On January 10th, the world awoke to the news that David Bowie had died, aged 69. People took to the streets of Brixton, to a hastily organised street party to celebrate the life of its most famous son.
The following morning, I made my way to Brixton to pay tribute, as so many others had, at the Aladdin Sane mural on the side of Morleys department store. After the singalongs of the night before, the scene that awaited was a much more subdued affair – yet beautiful, in it’s own way. Despite the crowd of people, it was the quietness that was most striking. Strangers hugged, and the faint sound of ‘Rock and Roll Suicide’ played from a mobile phone. People laid down their flowers, T-shirts, prints, taking a personal moment to pay their respects to an artist who had such a profound effect on so many lives.

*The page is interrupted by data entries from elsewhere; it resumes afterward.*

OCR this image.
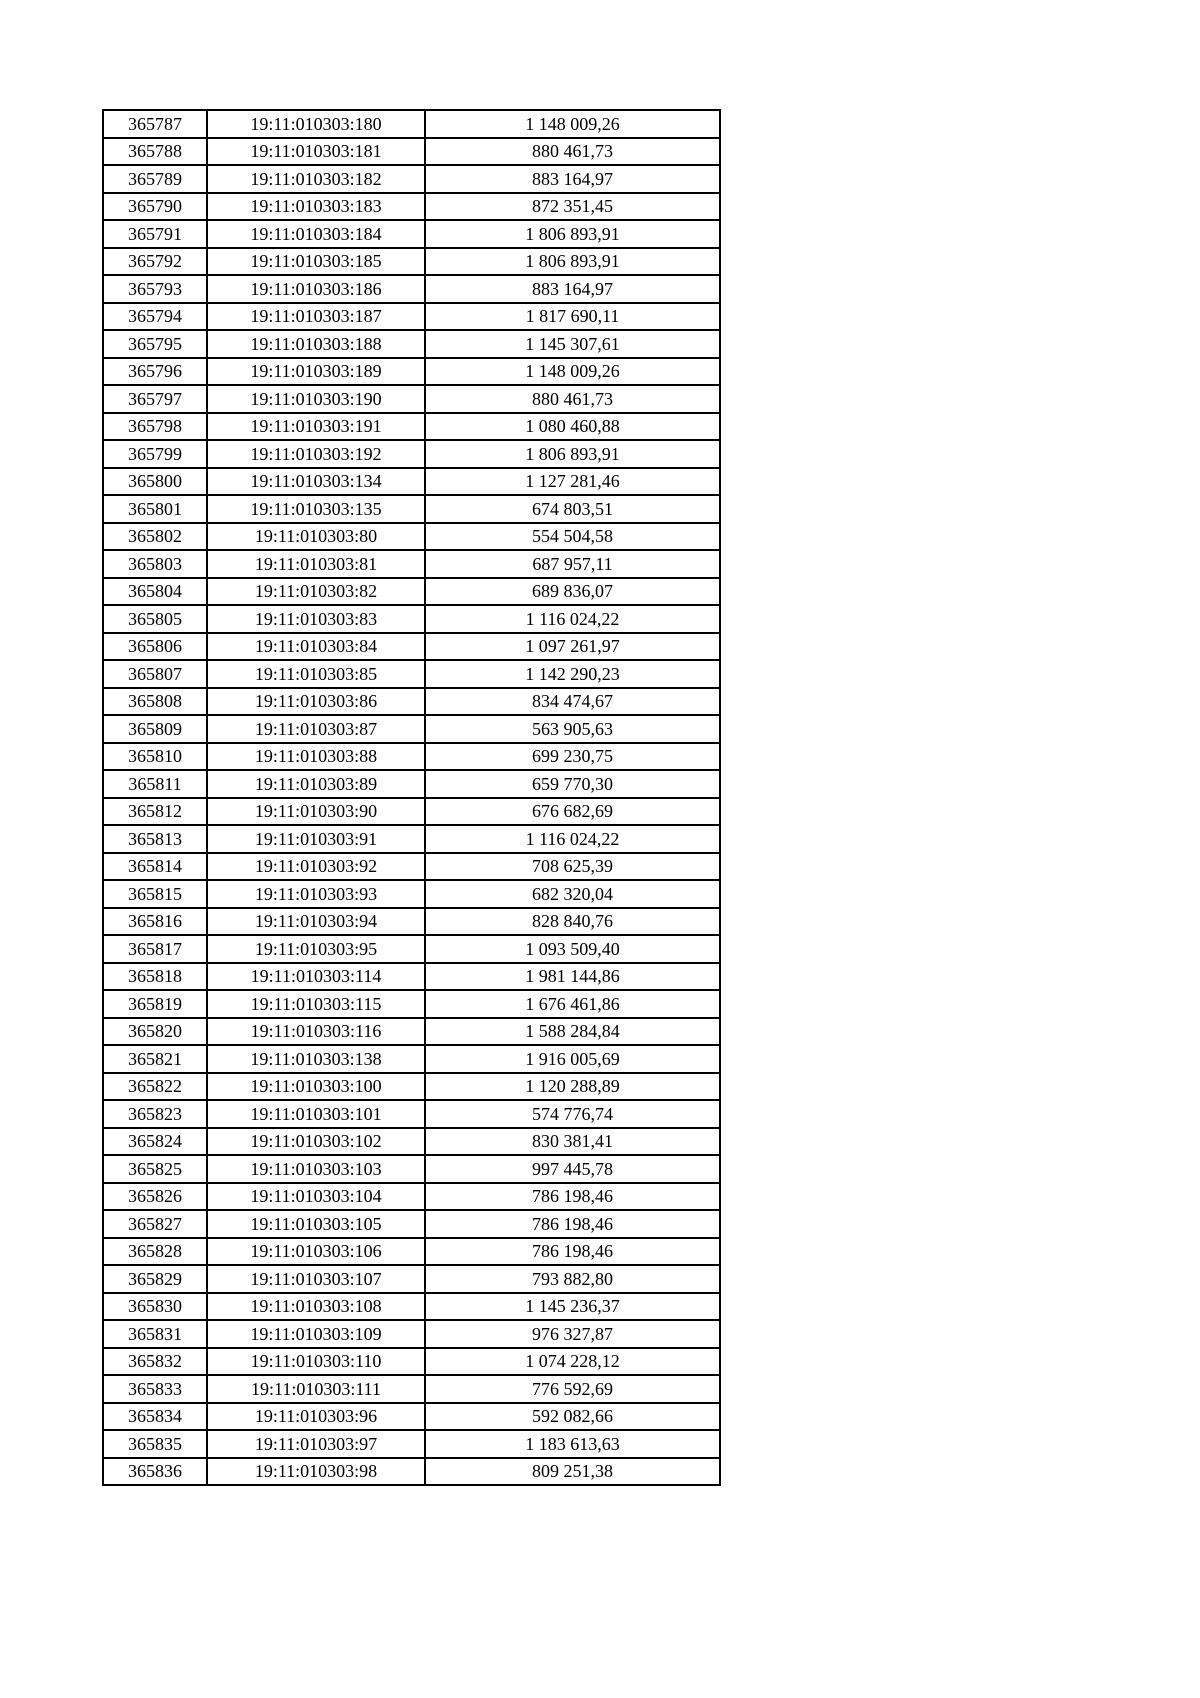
365787	19:11:010303:180	1 148 009,26
365788	19:11:010303:181	880 461,73
365789	19:11:010303:182	883 164,97
365790	19:11:010303:183	872 351,45
365791	19:11:010303:184	1 806 893,91
365792	19:11:010303:185	1 806 893,91
365793	19:11:010303:186	883 164,97
365794	19:11:010303:187	1 817 690,11
365795	19:11:010303:188	1 145 307,61
365796	19:11:010303:189	1 148 009,26
365797	19:11:010303:190	880 461,73
365798	19:11:010303:191	1 080 460,88
365799	19:11:010303:192	1 806 893,91
365800	19:11:010303:134	1 127 281,46
365801	19:11:010303:135	674 803,51
365802	19:11:010303:80	554 504,58
365803	19:11:010303:81	687 957,11
365804	19:11:010303:82	689 836,07
365805	19:11:010303:83	1 116 024,22
365806	19:11:010303:84	1 097 261,97
365807	19:11:010303:85	1 142 290,23
365808	19:11:010303:86	834 474,67
365809	19:11:010303:87	563 905,63
365810	19:11:010303:88	699 230,75
365811	19:11:010303:89	659 770,30
365812	19:11:010303:90	676 682,69
365813	19:11:010303:91	1 116 024,22
365814	19:11:010303:92	708 625,39
365815	19:11:010303:93	682 320,04
365816	19:11:010303:94	828 840,76
365817	19:11:010303:95	1 093 509,40
365818	19:11:010303:114	1 981 144,86
365819	19:11:010303:115	1 676 461,86
365820	19:11:010303:116	1 588 284,84
365821	19:11:010303:138	1 916 005,69
365822	19:11:010303:100	1 120 288,89
365823	19:11:010303:101	574 776,74
365824	19:11:010303:102	830 381,41
365825	19:11:010303:103	997 445,78
365826	19:11:010303:104	786 198,46
365827	19:11:010303:105	786 198,46
365828	19:11:010303:106	786 198,46
365829	19:11:010303:107	793 882,80
365830	19:11:010303:108	1 145 236,37
365831	19:11:010303:109	976 327,87
365832	19:11:010303:110	1 074 228,12
365833	19:11:010303:111	776 592,69
365834	19:11:010303:96	592 082,66
365835	19:11:010303:97	1 183 613,63
365836	19:11:010303:98	809 251,38
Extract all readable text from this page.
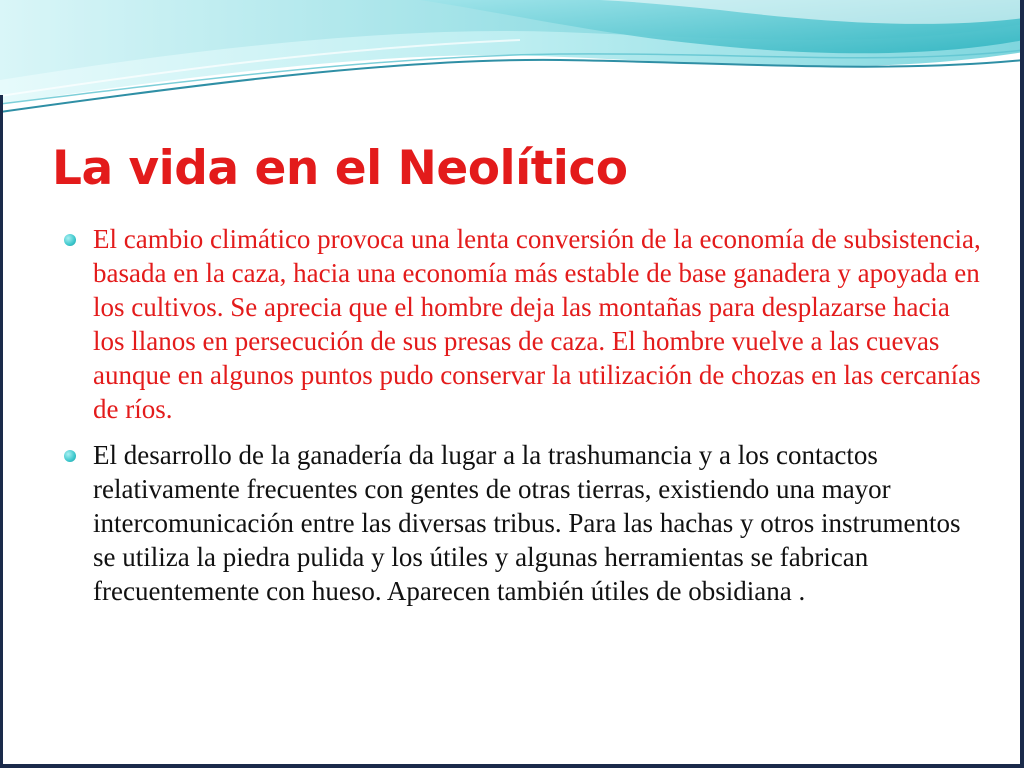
La vida en el Neolítico

El cambio climático provoca una lenta conversión de la economía de subsistencia, basada en la caza, hacia una economía más estable de base ganadera y apoyada en los cultivos. Se aprecia que el hombre deja las montañas para desplazarse hacia los llanos en persecución de sus presas de caza. El hombre vuelve a las cuevas aunque en algunos puntos pudo conservar la utilización de chozas en las cercanías de ríos.

El desarrollo de la ganadería da lugar a la trashumancia y a los contactos relativamente frecuentes con gentes de otras tierras, existiendo una mayor intercomunicación entre las diversas tribus. Para las hachas y otros instrumentos se utiliza la piedra pulida y los útiles y algunas herramientas se fabrican frecuentemente con hueso. Aparecen también útiles de obsidiana .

I suppose one of the reasons his passing came as such a shock was that he always seemed more than mortal – the idea of him dying never crossed my mind. He had seemed like something from another world. When it transpired that he’d survived seven heart attacks, it came as no surprise – I joked that he probably had another perfectly functioning heart in there.
The sheer spectrum of people around the mural on that Tuesday showed just a tiny fraction of how far his reach spread. From teenagers to people in their sixties. The notes, written in several languages. With every incarnation, Bowie reached more and more of us, changing style not because of trend or fad, but because that was the best way of saying what he wanted to say. He wasn’t a chameleon, as so many people put it – he was the opposite. Always standing out from his surroundings.
As everyone analyses his most recent release – the fantastic ‘Blackstar’ – there is one thing that is more important to remember than almost anything else: David Bowie remained creative until the day he died. Intensely private in his later years, he still managed to dominate the music scene and the world around him with the same fierce creativity that he always had. And that’s exactly why he and his music endured, and will continue to do so. The word ‘genius’ is thrown around far too much nowadays, but in this case there is no better word.
So honour him the best way possible. Listen to his music. Trawl back through his back-catalogue. Cook your dinner to the snarling Ziggy Stardust. Listen to his Berlin trilogy on your way to work. Because the true greats never really disappear, and David Bowie will never stop being important.